1059 - L’ange qui n’avait pas d’ailes

N. Lygeros
Traduit du Grec par A.-M. Bras

Il ressemblait à un homme. Ce n’en était pas un cependant. A tous il ressemblait mais personne ne lui ressemblait. Il ne savait pas ce que signifiait la vie et par conséquent il ne vivait pas. Il mourait à petit feu.

Dans le métro il regardait les passagers d’une étrange manière. Il cherchait des hommes.

C’était comme s’il lisait un grand livre en cherchant des mots rares. Chaque arrêt était un chapitre. Des mots sortaient. Des mots entraient. En fin de compte toujours la même chose.

Mais ce jour-là à l’arrêt de Monastiraki débuta un nouveau chapitre. Au début il n’y prit pas garde. Il avait fallu la présence de beaucoup de gens pour qu’il prenne conscience de la sienne.

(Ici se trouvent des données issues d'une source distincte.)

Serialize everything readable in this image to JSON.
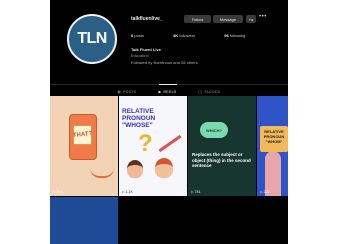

Il était assis, la tête appuyée contre la fenêtre. Il était dedans, mais regardait dehors. C’était ce qu’il pensait. Seulement lorsqu’il aperçut le reflet de son regard il comprit son erreur.

Il le voyait s’étioler dans la foule et voulait lui dire qu’il n’était pas seul. Mais il eût pitié de lui et se contenta de le regarder. Il n’était ni vieux, ni jeune. Il était petit et grand. Un petit corps avec une grande âme. Il n’était désormais rien de plus qu’une petite âme. Il se sentit mal à l’aise et l’autre lui sourit dans la vitre.

C’était le premier sourire. Il voyait des milliers de lèvres mais aucune ne lui souriait.

Celui-là était le premier, mais peut-être aussi le dernier. Il voulut lui parler mais il n’osa pas. Il ne savait que lui dire.

Il entendait la solitude de son âme et lui répondait par son silence. A Omonia la place d’à côté se libéra.

Il le vit à côté d’une petite couche vacante et se souvint du soldat inconnu. Il ne pouvait penser à rien d’autre. Enfin, il décida de remplir le vide de la place, du vide de sa vie.

Quand il s’assit à côté de lui, son épaule toucha la sienne et il eût mal. Ses blessures ne s’étaient pas encore refermées mais il ne dit rien ou plutôt il laissa échapper un « ça ne fait rien » en guise d’excuse.

Involontairement il lui cogna l’épaule. Il ne le voulait pas réellement mais il voulait tellement s’asseoir à côté qu’il n’évalua pas son geste.

Monde impitoyable.

– Où habitez-vous ?
– J’habitais au Paradis.
– Et maintenant vous avez déménagé dans le centre ?
– C’était loin…
– Ici, tout est près.
– Oui, tout.
– Seulement, je me sens seul.
– Maintenant nous descendrons ensemble.

Il tendit la main. C’était la première fois qu’il serrait un homme dans ses bras. Ses ailes ne le gênaient plus.